The two to four weeks that I had to wait seemed to stretch out like a lifetime—in the best sense of the words. I put the possibility of having the gene out of my head again, and was more sanguine about my chances than I had been in months, still buoyed by the revelation that all my twitching had been, so to speak, in my head.

Only one afternoon, while I was working in a library, did the full understanding of what I was doing sneak up on me. What if it really is positive? I thought to myself, out of the blue, and I realized that I had no answer. I was stepping over a cliff, into a state of mind that I had no real way of even imagining. I quickly went back to my research, shutting this idea safely away again behind my own walls. But it was still there.

“Once you know,” the clinic’s counselor told me before I was tested for the mutant gene, “you can’t not know.”

When the call came two weeks later to set up my appointment, I wished for more time. I had two days to wait. I joked with my wife that our appointment was on an auspicious day—the anniversary of Hitler’s invading Russia. But I also couldn’t help wondering, “If it’s negative, wouldn’t they tell you over the phone? I mean, even if they say they won’t? Just to give you peace of mind, as soon as they can?”

“No, they have a whole procedure,” my wife insisted. “It’s going to be fine, you don’t have this.”

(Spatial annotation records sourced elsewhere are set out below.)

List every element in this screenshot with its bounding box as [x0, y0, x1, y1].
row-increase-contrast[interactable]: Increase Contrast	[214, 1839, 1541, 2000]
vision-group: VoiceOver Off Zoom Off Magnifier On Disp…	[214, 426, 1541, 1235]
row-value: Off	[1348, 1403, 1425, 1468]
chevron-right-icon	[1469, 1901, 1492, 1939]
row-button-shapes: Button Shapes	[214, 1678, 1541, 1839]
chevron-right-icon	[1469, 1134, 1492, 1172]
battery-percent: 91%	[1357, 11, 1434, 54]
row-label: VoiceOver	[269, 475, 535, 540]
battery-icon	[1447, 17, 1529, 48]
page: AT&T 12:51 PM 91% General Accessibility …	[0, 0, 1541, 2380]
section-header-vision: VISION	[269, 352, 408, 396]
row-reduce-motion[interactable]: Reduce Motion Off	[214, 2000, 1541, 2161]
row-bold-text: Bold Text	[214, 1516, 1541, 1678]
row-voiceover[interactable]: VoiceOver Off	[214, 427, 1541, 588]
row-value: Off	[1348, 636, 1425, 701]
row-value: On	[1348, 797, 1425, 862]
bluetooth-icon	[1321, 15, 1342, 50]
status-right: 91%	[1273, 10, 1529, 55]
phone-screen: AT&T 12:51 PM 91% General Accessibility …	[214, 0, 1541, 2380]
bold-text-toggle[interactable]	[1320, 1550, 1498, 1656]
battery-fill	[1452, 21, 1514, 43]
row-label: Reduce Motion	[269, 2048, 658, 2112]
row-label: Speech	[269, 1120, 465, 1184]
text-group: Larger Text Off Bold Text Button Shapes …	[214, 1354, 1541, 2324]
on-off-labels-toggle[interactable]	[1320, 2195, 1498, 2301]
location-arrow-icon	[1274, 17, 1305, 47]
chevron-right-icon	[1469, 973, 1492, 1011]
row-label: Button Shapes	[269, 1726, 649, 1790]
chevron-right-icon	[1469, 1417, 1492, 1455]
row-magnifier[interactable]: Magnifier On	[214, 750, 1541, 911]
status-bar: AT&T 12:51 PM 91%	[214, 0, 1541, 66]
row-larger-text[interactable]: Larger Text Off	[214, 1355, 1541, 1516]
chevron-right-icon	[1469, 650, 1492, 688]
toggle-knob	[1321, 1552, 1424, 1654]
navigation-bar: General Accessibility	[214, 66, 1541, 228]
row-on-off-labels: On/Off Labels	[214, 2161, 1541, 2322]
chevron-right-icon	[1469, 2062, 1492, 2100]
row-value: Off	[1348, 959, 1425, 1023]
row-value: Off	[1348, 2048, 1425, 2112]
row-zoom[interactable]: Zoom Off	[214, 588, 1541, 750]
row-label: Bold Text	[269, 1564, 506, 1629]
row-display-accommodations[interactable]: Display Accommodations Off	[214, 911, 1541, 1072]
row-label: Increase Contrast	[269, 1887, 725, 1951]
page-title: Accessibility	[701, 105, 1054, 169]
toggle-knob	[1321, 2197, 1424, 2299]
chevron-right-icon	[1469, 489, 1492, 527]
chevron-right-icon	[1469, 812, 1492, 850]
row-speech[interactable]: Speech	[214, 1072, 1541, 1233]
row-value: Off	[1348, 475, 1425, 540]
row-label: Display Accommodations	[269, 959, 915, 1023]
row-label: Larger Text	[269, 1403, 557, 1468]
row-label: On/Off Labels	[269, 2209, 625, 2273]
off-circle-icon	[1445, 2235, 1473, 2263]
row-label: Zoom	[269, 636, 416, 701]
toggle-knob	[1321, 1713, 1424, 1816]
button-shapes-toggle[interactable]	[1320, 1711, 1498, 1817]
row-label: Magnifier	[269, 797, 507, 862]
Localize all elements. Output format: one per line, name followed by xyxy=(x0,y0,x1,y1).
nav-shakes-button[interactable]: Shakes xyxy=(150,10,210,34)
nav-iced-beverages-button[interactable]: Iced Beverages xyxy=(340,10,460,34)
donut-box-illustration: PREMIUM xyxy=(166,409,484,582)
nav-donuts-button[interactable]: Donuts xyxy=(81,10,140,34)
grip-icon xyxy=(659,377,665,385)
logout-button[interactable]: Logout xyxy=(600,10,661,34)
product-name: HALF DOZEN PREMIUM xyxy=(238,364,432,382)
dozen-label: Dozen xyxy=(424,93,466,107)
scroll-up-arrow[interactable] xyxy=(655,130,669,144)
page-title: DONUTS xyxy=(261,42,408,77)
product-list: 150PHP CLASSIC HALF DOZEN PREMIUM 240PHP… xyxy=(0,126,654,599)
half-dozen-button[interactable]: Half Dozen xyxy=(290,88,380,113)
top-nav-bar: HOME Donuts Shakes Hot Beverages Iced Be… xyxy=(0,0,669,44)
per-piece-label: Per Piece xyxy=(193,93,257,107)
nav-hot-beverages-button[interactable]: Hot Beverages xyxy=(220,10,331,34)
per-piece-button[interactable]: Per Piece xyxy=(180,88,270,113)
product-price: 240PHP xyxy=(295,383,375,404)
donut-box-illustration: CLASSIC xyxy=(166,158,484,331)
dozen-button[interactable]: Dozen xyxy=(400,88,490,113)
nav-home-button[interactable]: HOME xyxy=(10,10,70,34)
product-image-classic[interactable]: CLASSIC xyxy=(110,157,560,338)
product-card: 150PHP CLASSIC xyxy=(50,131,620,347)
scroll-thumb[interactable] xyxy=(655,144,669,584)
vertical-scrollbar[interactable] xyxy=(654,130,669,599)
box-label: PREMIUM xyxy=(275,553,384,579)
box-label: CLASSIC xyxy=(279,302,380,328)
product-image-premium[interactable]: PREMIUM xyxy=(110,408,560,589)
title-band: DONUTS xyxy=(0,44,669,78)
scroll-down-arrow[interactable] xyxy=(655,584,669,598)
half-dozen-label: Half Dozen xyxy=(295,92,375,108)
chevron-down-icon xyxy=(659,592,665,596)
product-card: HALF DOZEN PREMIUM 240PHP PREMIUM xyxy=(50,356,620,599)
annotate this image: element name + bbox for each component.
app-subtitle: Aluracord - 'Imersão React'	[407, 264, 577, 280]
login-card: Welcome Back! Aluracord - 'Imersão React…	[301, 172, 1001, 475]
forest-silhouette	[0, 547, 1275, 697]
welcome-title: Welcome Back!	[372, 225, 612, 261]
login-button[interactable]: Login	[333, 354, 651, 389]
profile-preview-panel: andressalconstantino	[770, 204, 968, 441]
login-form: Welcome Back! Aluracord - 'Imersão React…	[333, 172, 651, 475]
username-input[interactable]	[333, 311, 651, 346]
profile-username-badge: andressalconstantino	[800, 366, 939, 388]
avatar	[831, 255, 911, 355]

“But I’m just saying. Wouldn’t you tell the person? Wouldn’t it be sadistic to let you wonder for the next two days if the news was good?”

“It’s a procedure!”

We took the subway up to the center and got there a little early, seating ourselves in the waiting room again. Almost as soon as we arrived, my genetic counselor came out to see us—and we had our answer. When she walked into the waiting room we could both see that tears were welling up in her eyes, and that her mouth was set in a tight little smile, like someone trying to pretend there’s nothing wrong. It was like being on trial and having a jury come back that won’t look you in the face. After that, it was all over very quickly. The counselor sat us down in her windowless office and told us at once that the number of my CAG repetitions was 41—one number higher than my mother’s. I had the defective gene, and my brain, too, would begin to die.

I can’t say that I was immediately stricken or horrified. I didn’t even feel as upset as I have sometimes when an editor hasn’t liked a manuscript. It felt, as bad news often does, as if I’d known what it was going to be all along. Outside, it was still a sunny early-summer day. We got back on the subway. Ellen tried to be consoling, but I wasn’t in need of any, not just then. What was there to say? When we got home, I got a call from a podiatrist wanting to move up an appointment for a minor foot problem I was having. I hustled over to the East Side and there I sat, in another doctor’s waiting room, not an hour later. It all seemed unreal, like some weird simulation of what I had just been through. I thought about how giddy I would have been feeling if the results had been negative. I felt like blurting out the news to anyone I encountered, I just found out I will get a fatal disease. But I didn’t. The doctor prescribed some egg cups for my shoes, and I went home.